第9章 STARDAST MAGIC
「……気がつきましたか、九条さん」
「……ん……。天……。……この衣装は?僕は一体何を……」
九条家。
目を覚ました九条が体を起こす。ゼロの衣装を身に纏った自分の姿に驚き、混乱する九条に天は目を細めた。
「……今は休んでください……何も考えず、ゆっくり眠って……」
「……ああ。そうだな……。懐かしい夢を見ていたよ…。ゼロアリーナで、ゼロが歌う夢……。彼を応援するだけで……、幸福だった頃の……」
「………」
九条は言いながら、瞳を閉じた。
天はゆっくりと語りかけるように、口を開く。
「……知っています、九条さん……。本当のあなたの夢は、ゼロを超えることじゃない…。

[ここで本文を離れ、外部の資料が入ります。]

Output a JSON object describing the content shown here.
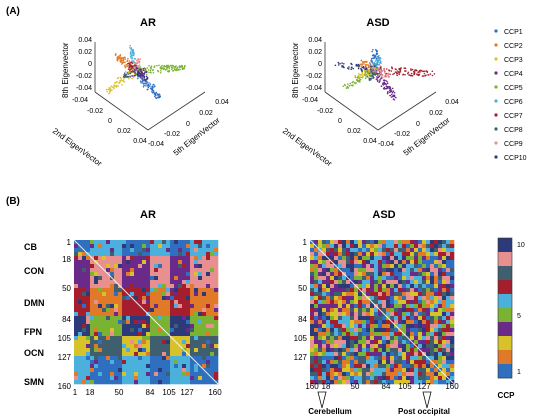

ゼロを超えるスターを育てる……そう言いながら、あなたは……自分自身で無意識にゼロになるほど、ゼロを求めてる」
再び静かに眠りについた九条を見つめながら、天は優しく毛布を掛け直してやる。
部屋の電気を消して、窓を閉めようと窓の外を見つめれば。夜空にぽつり、と星が煌めいていた。
――手を伸ばせば届きそうなのに、決して届くことのない輝き。
なんだか自分と重なって、自嘲気味に苦笑する。
打ち上げの時に百さんと話している零の顔が、頭にこびりついて離れない。
嬉しそうに笑う顔も、拗ねたように怒る顔も、頬を染めて照れる顔も。全部、全部、知ってる。だって、昔と何ひとつ変わってない。
変わったのは、それを向ける相手がボクじゃないってこと。
それだけ。
それだけなのに。
胸が苦しくて、張り裂けそう。
心臓にぽっかり穴が開いたみたい。
もがいても這い登ることの出来ない谷に落ちたよう。
でも。
そんなどん底からでも、星はいつだって頭上で輝くんだ。きらきらと、まるで自分だけを照らしてるみたいに。